In effect, these ministers have been plotting to undermine their own government and deny the Australian people a say on the matter.”
“Plotting to undermine their own government” sounds a bit rich from a guy who absconded from said government just months into a six-year Senate term that he was supposed to be serving within that government.
Coopers trooper. As has been previously noted, former PM Tony Abbott never lets the facts get in the way of having a go at the government (of which he is part, but anyway). Yesterday, Abbott was touring the Coopers brewery in South Australia and decided it was a good chance for a dig at the government (he doesn’t say if it’s the South Australian or the federal government, which is the great thing about being passive-aggressive), writing “Coopers is an iconic Australian business that needs affordable reliable power”.
The thing is, Coopers does have affordable reliable power; it has its own power-generation plant.

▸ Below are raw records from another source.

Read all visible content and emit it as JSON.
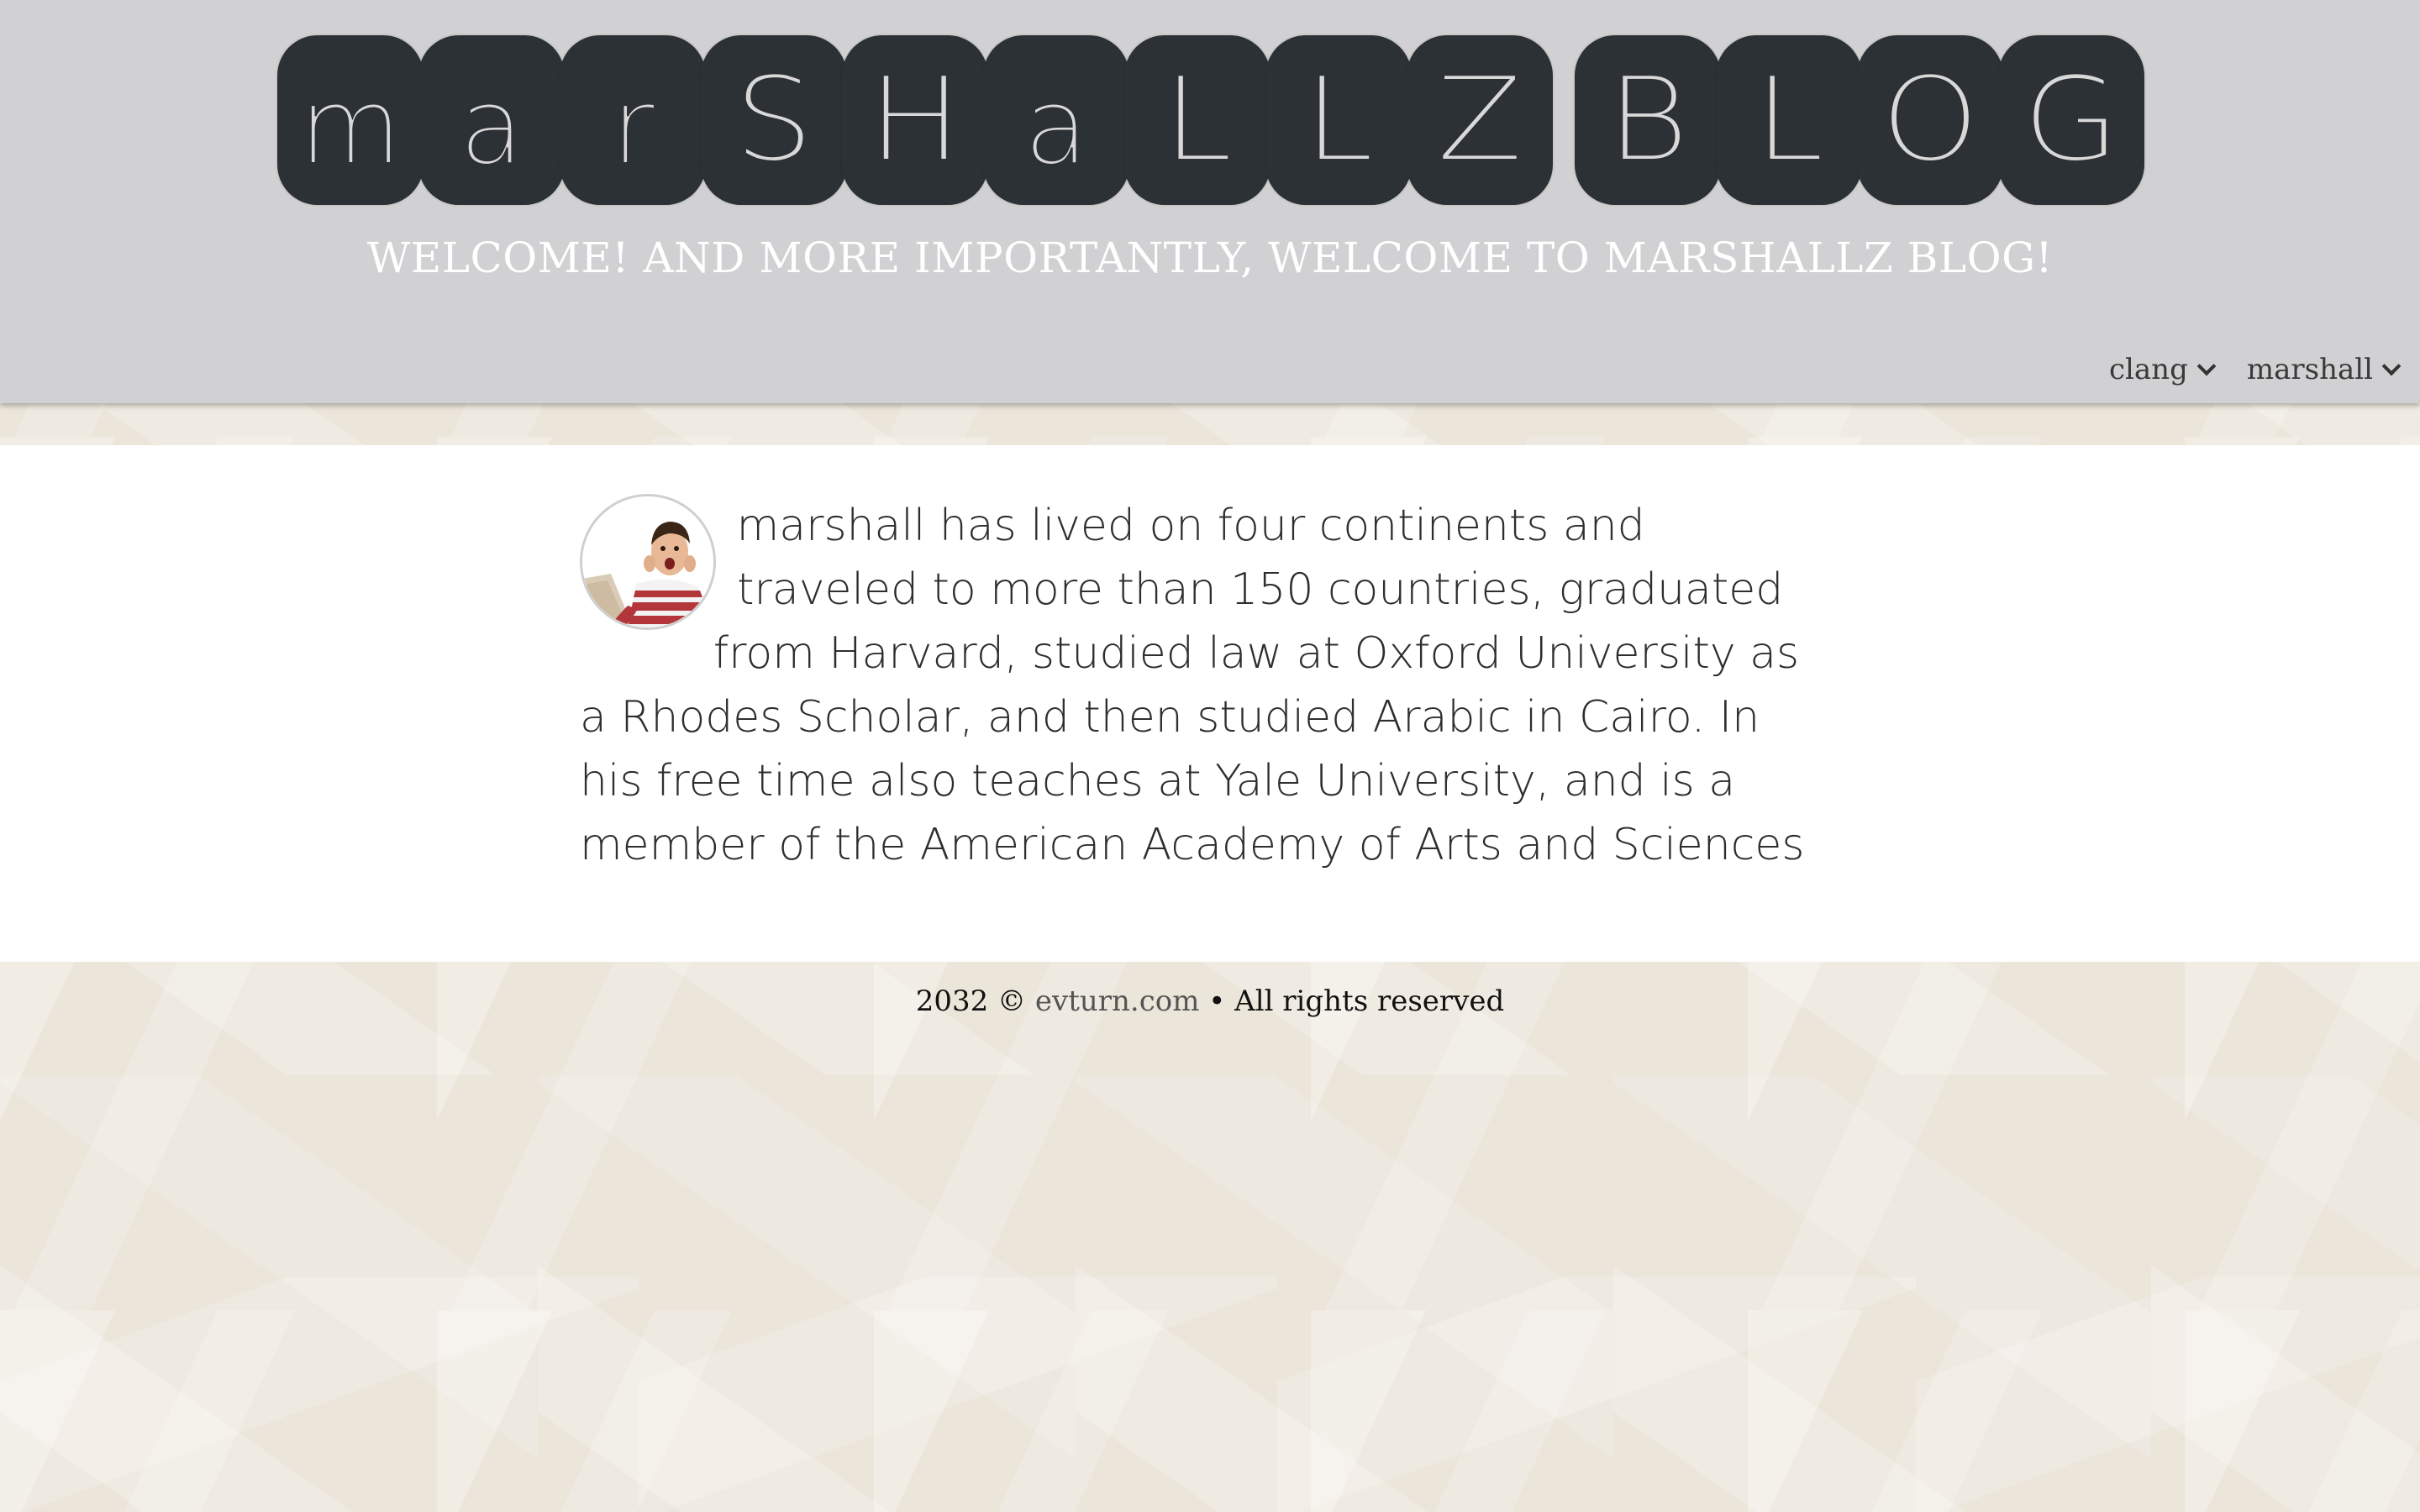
{
  "header": {
    "logo_word_1": [
      "m",
      "a",
      "r",
      "S",
      "H",
      "a",
      "L",
      "L",
      "Z"
    ],
    "logo_word_2": [
      "B",
      "L",
      "O",
      "G"
    ],
    "tagline": "WELCOME! AND MORE IMPORTANTLY, WELCOME TO MARSHALLZ BLOG!"
  },
  "nav": {
    "items": [
      {
        "label": "clang",
        "icon": "chevron-down-icon"
      },
      {
        "label": "marshall",
        "icon": "chevron-down-icon"
      }
    ]
  },
  "main": {
    "bio": "marshall has lived on four continents and traveled to more than 150 countries, graduated from Harvard, studied law at Oxford University as a Rhodes Scholar, and then studied Arabic in Cairo. In his free time also teaches at Yale University, and is a member of the American Academy of Arts and Sciences"
  },
  "footer": {
    "prefix": "2032 © ",
    "link_text": "evturn.com",
    "suffix": " • All rights reserved"
  },
  "colors": {
    "header_bg": "#d1d0d2",
    "logo_tile": "#2c3136",
    "logo_letter": "#d8d8d8",
    "page_bg": "#ebe5da",
    "content_bg": "#ffffff"
  }
}
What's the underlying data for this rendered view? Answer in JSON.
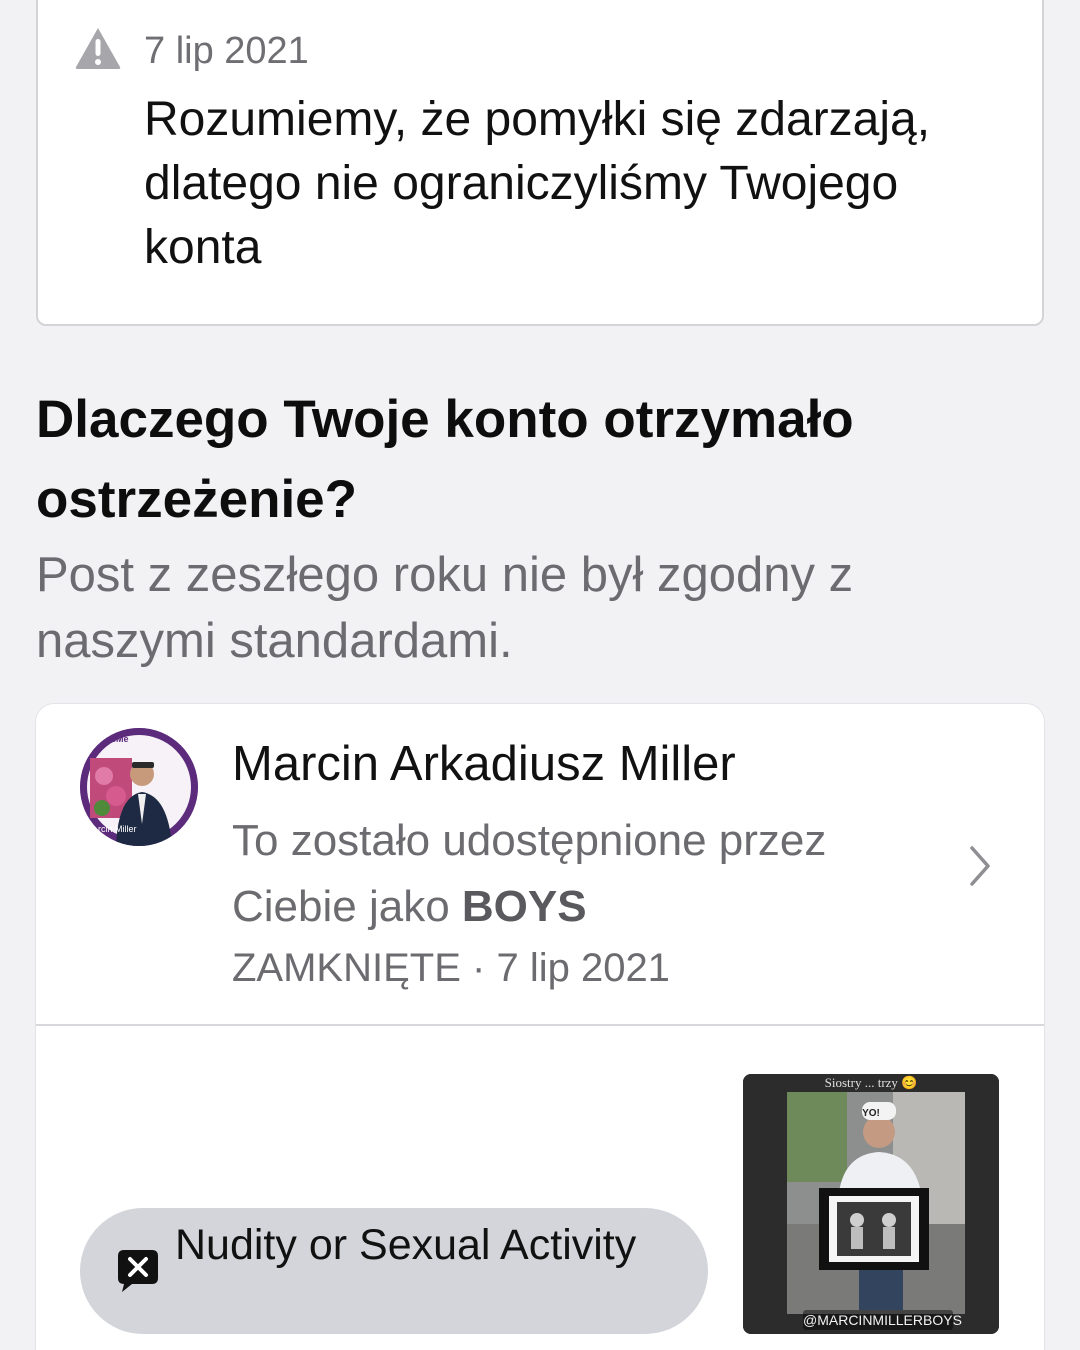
{
  "notice": {
    "date": "7 lip 2021",
    "message": "Rozumiemy, że pomyłki się zdarzają, dlatego nie ograniczyliśmy Twojego konta"
  },
  "section": {
    "title": "Dlaczego Twoje konto otrzymało ostrzeżenie?",
    "subtitle": "Post z zeszłego roku nie był zgodny z naszymi standardami."
  },
  "post": {
    "author": "Marcin Arkadiusz Miller",
    "shared_prefix": "To zostało udostępnione przez Ciebie jako ",
    "shared_as": "BOYS",
    "status": "ZAMKNIĘTE · 7 lip 2021",
    "avatar_overlay": "HypeMe",
    "avatar_name": "rcin Miller",
    "tag_label": "Nudity or Sexual Activity",
    "thumbnail": {
      "caption": "Siostry ... trzy 😊",
      "handle": "@MARCINMILLERBOYS",
      "cap_text": "YO!"
    }
  },
  "icons": {
    "warning": "warning-icon",
    "chevron": "chevron-right-icon",
    "tag": "close-speech-icon"
  }
}
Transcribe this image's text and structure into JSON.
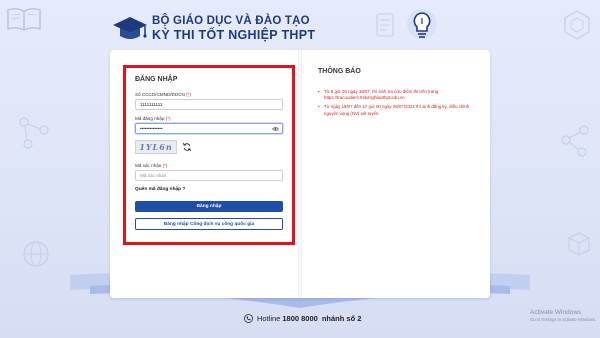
{
  "header": {
    "ministry": "BỘ GIÁO DỤC VÀ ĐÀO TẠO",
    "exam": "KỲ THI TỐT NGHIỆP THPT"
  },
  "login": {
    "title": "ĐĂNG NHẬP",
    "id_label": "Số CCCD/CMND/ĐDCN",
    "id_value": "1111111111",
    "password_label": "Mã đăng nhập",
    "password_value": "••••••••••••••",
    "captcha_text": "1YL6n",
    "captcha_label": "Mã xác nhận",
    "captcha_placeholder": "Mã xác nhận",
    "required_mark": "(*)",
    "forgot": "Quên mã đăng nhập ?",
    "submit": "Đăng nhập",
    "gov_login": "Đăng nhập Cổng dịch vụ công quốc gia"
  },
  "notice": {
    "title": "THÔNG BÁO",
    "items": [
      "Từ 8 giờ 00 ngày 18/07, thí sinh tra cứu điểm thi trên trang https://tracuudiem.thitotnghiepthpt.edu.vn",
      "Từ ngày 18/07 đến 17 giờ 00 ngày 28/07/2023 thí sinh đăng ký, điều chỉnh nguyện vọng (NV) xét tuyển."
    ]
  },
  "hotline": {
    "label": "Hotline",
    "number": "1800 8000",
    "suffix": "nhánh số 2"
  },
  "watermark": {
    "title": "Activate Windows",
    "subtitle": "Go to Settings to activate Windows."
  },
  "icons": {
    "logo": "graduation-cap-icon",
    "eye": "eye-icon",
    "refresh": "refresh-icon",
    "phone": "phone-icon"
  },
  "colors": {
    "brand": "#1e3a7b",
    "primary_button": "#1d4fa6",
    "highlight_border": "#e0141a",
    "notice_text": "#d31e1e"
  }
}
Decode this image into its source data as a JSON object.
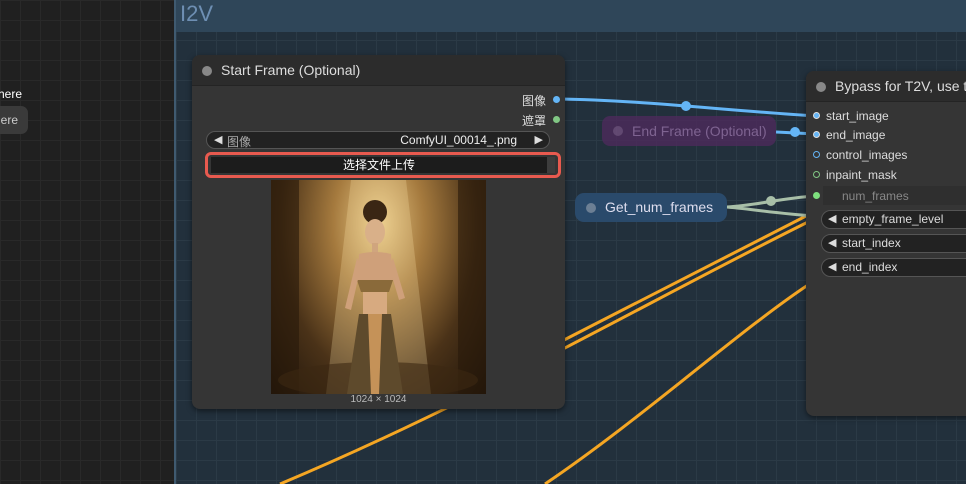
{
  "left_panel": {
    "partial_text": "here",
    "partial_button": "ere"
  },
  "group": {
    "title": "I2V"
  },
  "start_frame_node": {
    "title": "Start Frame (Optional)",
    "outputs": [
      {
        "label": "图像"
      },
      {
        "label": "遮罩"
      }
    ],
    "image_widget": {
      "label": "图像",
      "value": "ComfyUI_00014_.png"
    },
    "upload_button": "选择文件上传",
    "image_size": "1024 × 1024"
  },
  "end_frame_node": {
    "title": "End Frame (Optional)"
  },
  "get_num_frames_node": {
    "title": "Get_num_frames"
  },
  "bypass_node": {
    "title": "Bypass for T2V, use t",
    "inputs": [
      {
        "label": "start_image"
      },
      {
        "label": "end_image"
      },
      {
        "label": "control_images"
      },
      {
        "label": "inpaint_mask"
      },
      {
        "label": "num_frames"
      }
    ],
    "widgets": [
      {
        "label": "empty_frame_level"
      },
      {
        "label": "start_index"
      },
      {
        "label": "end_index"
      }
    ]
  },
  "colors": {
    "image_link": "#64b5f6",
    "mask_link": "#81c784",
    "int_link": "#a8bfa8",
    "float_link": "#f5a623",
    "highlight": "#e85a4f"
  }
}
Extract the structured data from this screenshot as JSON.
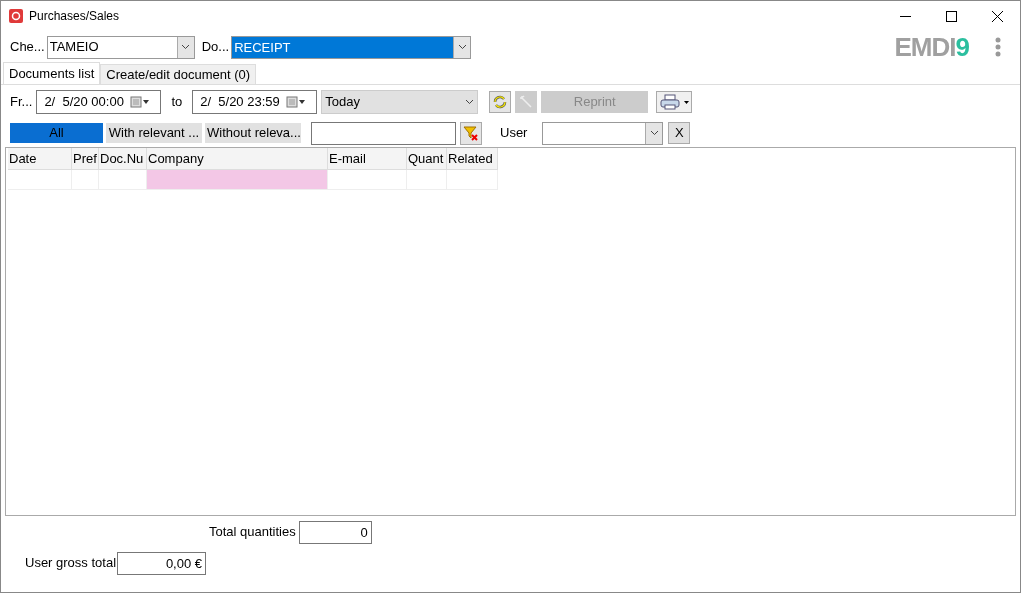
{
  "window": {
    "title": "Purchases/Sales"
  },
  "logo": {
    "text": "EMDI",
    "accent": "9"
  },
  "top_fields": [
    {
      "label": "Che...",
      "value": "TAMEIO",
      "selected": false
    },
    {
      "label": "Do...",
      "value": "RECEIPT",
      "selected": true
    }
  ],
  "tabs": [
    {
      "label": "Documents list",
      "selected": true
    },
    {
      "label": "Create/edit document (0)",
      "selected": false
    }
  ],
  "date_range": {
    "from_label": "Fr...",
    "from": "2/  5/20 00:00",
    "to_label": "to",
    "to": "2/  5/20 23:59",
    "period": "Today"
  },
  "toolbar": {
    "refresh_disabled": false,
    "wand_disabled": true,
    "reprint": {
      "label": "Reprint",
      "disabled": true
    }
  },
  "filters": [
    {
      "label": "All",
      "selected": true
    },
    {
      "label": "With relevant ...",
      "selected": false
    },
    {
      "label": "Without releva...",
      "selected": false
    }
  ],
  "user_filter": {
    "label": "User",
    "clear": "X"
  },
  "table": {
    "columns": [
      {
        "label": "Date",
        "highlighted": false
      },
      {
        "label": "Pref",
        "highlighted": false
      },
      {
        "label": "Doc.Nu",
        "highlighted": false
      },
      {
        "label": "Company",
        "highlighted": true
      },
      {
        "label": "E-mail",
        "highlighted": false
      },
      {
        "label": "Quant",
        "highlighted": false
      },
      {
        "label": "Related",
        "highlighted": false
      }
    ]
  },
  "totals": [
    {
      "label": "Total quantities",
      "value": "0"
    },
    {
      "label": "User gross total",
      "value": "0,00 €"
    }
  ]
}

Raising the (ire of) Shoebridge. 2GB shock-jock Chris Smith prefaced — with a hint of self-congratulation? — his casual advocacy of suspending all Muslim employees of Australian airports that he would “cop a barrage” for it. As it turns out, it didn’t seem to end up attracting as much attention as he had expected/hoped for, especially compared to his guest Prue MacSween’s jokey threat to mow down a young woman in a car several weeks back because she did not like a Facebook post. However, that doesn’t mean everyone is happy to let the matter go. A tipster sent us through a screen capture of NSW Greens MP David Shoebridge’s comments on a Facebook post summarising Smith’s suggestions, in which he says Smith ought to be referred to the Australian Human Rights Commission:
Shoebridge admitted to Crikey that he had not heard the original broadcast or seen a full transcript, and so hadn’t initiated a complaint himself, but he said that the summary he had heard was “hateful and appallingly divisive”.
“It may shock you, but I don’t listen to Chris Smith’s radio show.”